Creativity, science, environments

Canberra is home to a surprising number of creative and research-oriented events, and two of them are reflected in this issue of Axon. The first is the product of the 2018 annual DESIGN Canberra festival, which centred on the generative contributions of the architect Enrico Taglietti and the built environment he helped create in this city. The second event addressed the natural environment, with particular reference to the marriage of science and poetry, and what affordances this provides for the building of knowledge and understanding. The product of the editors of the poetry journal Not Very Quiet working in collaboration with the Axon editors, it brought together sixteen women poets and nine women scientists / scholars to present a public reading in mid-2019.

2019 was the fiftieth anniversary of the moon landing, and a year in which science and the environment have been very much on the minds of people all around the world; and this double header of local organisations generating discussion, creative practice and thinking about the built and natural environment sparked an interest in expanding these two sets of expressions into a special issue of Axon. To extend the conversation even further, we invited scholars, essayists and poets to submit works on this broad topic, and have sandwiched these between the two sets of texts and images that sparked this issue.

Section 1, then, contains the works presented at the symposium that was held as part of the festival.

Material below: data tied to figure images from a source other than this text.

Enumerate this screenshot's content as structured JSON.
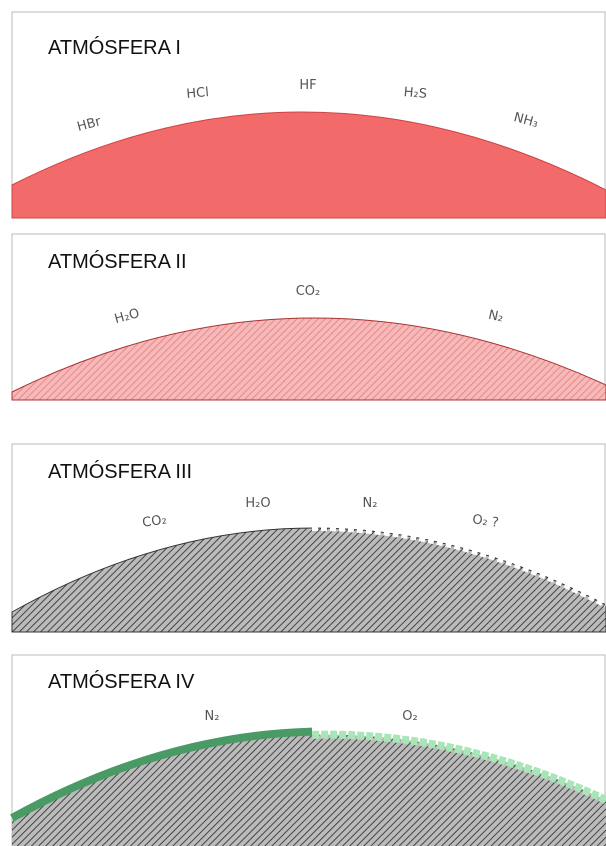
{
  "panels": [
    {
      "title": "ATMÓSFERA I",
      "labels": [
        "HBr",
        "HCl",
        "HF",
        "H₂S",
        "NH₃"
      ]
    },
    {
      "title": "ATMÓSFERA II",
      "labels": [
        "H₂O",
        "CO₂",
        "N₂"
      ]
    },
    {
      "title": "ATMÓSFERA III",
      "labels": [
        "CO₂",
        "H₂O",
        "N₂",
        "O₂ ?"
      ]
    },
    {
      "title": "ATMÓSFERA IV",
      "labels": [
        "N₂",
        "O₂"
      ]
    }
  ]
}
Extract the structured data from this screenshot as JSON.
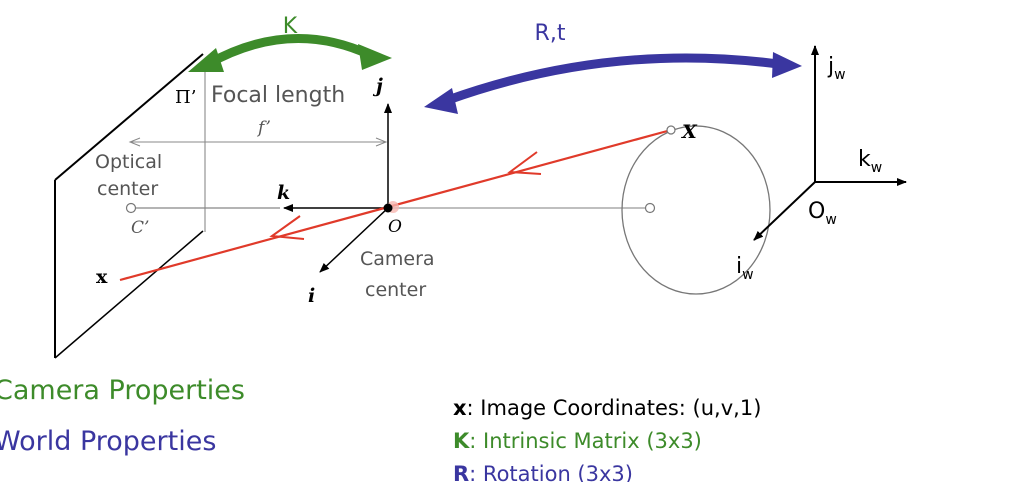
{
  "labels": {
    "K": "K",
    "Rt": "R,t",
    "Pi": "Π’",
    "focal_length": "Focal length",
    "f_prime": "f’",
    "optical_center_1": "Optical",
    "optical_center_2": "center",
    "C_prime": "C’",
    "x_image": "x",
    "k_axis": "k",
    "j_axis": "j",
    "i_axis": "i",
    "O": "O",
    "camera_center_1": "Camera",
    "camera_center_2": "center",
    "X_world": "X",
    "jw": "j",
    "kw": "k",
    "Ow": "O",
    "iw": "i",
    "w_sub": "w"
  },
  "legend": {
    "camera_properties": "Camera Properties",
    "world_properties": "World Properties"
  },
  "notes": [
    {
      "symbol": "x",
      "text": ": Image Coordinates: (u,v,1)",
      "color": "#000000"
    },
    {
      "symbol": "K",
      "text": ": Intrinsic Matrix (3x3)",
      "color": "#3d8b2a"
    },
    {
      "symbol": "R",
      "text": ": Rotation (3x3)",
      "color": "#3a36a0"
    }
  ],
  "colors": {
    "camera": "#3d8b2a",
    "world": "#3a36a0",
    "ray": "#e03a2a",
    "text_gray": "#555555"
  }
}
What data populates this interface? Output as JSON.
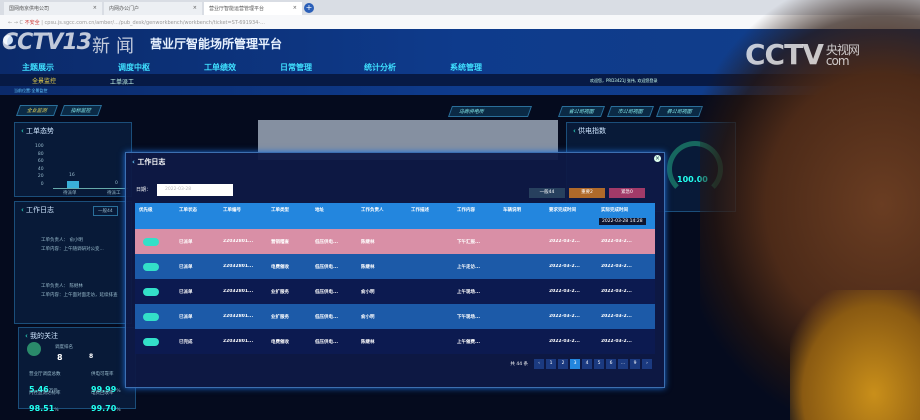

These include essays, photo-essays and a poem by Dave Drayton. Fuller details are provided in the introduction by Rachael Coghlan, CEO + Artistic Director of Craft ACT: Craft + Design Centre.

Section 2 contains the works submitted in response to our call. Yvonne Blumer and Jenna Butler’s ‘Field Notes’ is an exploration of their connections to land, ecology and history; Cay Burton’s essay reports on how toddlers experience the natural environment; Martha Nance’s photo-essay is a very close look at the natural world; Sue Joseph’s account of her mother’s aging braids together theories of ecology with a personal story of loss; and Kateri Kramer explores her own experience of loss through textual and sketched reflections of a specific mountain. Eduardo de la Fuente offers a new – non-representational – approach to place management; Subhash Jaireth combines geology with creative expression in his consideration of maps of the Uluru region; Heidi Mae Niska and Julia Gard’s poem/photo collaboration addresses the question of focus; and Zac Hall’s photo-essay of fences speaks of being at home in the environment. Toby Fitch explores Chris Edwards’ ‘mistranslation’ of Mallarmé’s Un Coup de Des; Holly Iglesias’ sequence of prose poems touches on art, history, truth; Sally Younger considers the presence of geometry in the built environment, through a short photo-essay; and Ronnie Scott similarly investigates living in the built environment, through a sequence of photos of neighbourhood cats. The final set of works begins with Kevin Brophy’s subtle poems of place; Smiljana Glisovic explores the interweaving of visual art, writing and the body; and we end with three works that connect the environment, the individual, and space: a conversation between Sam Byrnand and Ursula K Frederick, with Macdonald Nichols; a photo essay by Frederick and Nichols; and finally a suite of poems by Adrian Caesar.

Finally, Section 3, which is introduced by Not Very Quiet editors Sandra Renew and Moya Pacey. It contains the sixteen poems presented at the event, along with brief introductions offered by the scholars who read them that evening. The readers are scientists, doctoral candidates and researchers based at Canberra universities; the poets are from Australia, Japan, Israel, the UK and the USA. Both groups seemed to find a common language, or at least a common affect, in engaging with the issue of science, and women, and poetic expression.

Across each section are examples of individual scholars, artists or poets thinking/working/making and expanding the possibilities of creative exploration. Across each section too are examples of collaborations between two or three scholars, artists, poets, who between them demonstrate the affordance of creative and sometimes interdisciplinary production. In each case, solitary or collaborative, the shimmer of meaning and possibility is present.

Our thanks to DESIGN Canberra and Not Very Quiet; to Smith’s Alternative for hosting the poetry evening; to the authors and artists whose work is published here; to the reviewers who read and provided feedback on each essay; to Paul Munden, who built the issue and uploaded it to the website; and to the Centre for Creative and Cultural Research at the University of Canberra, for providing support and infrastructure.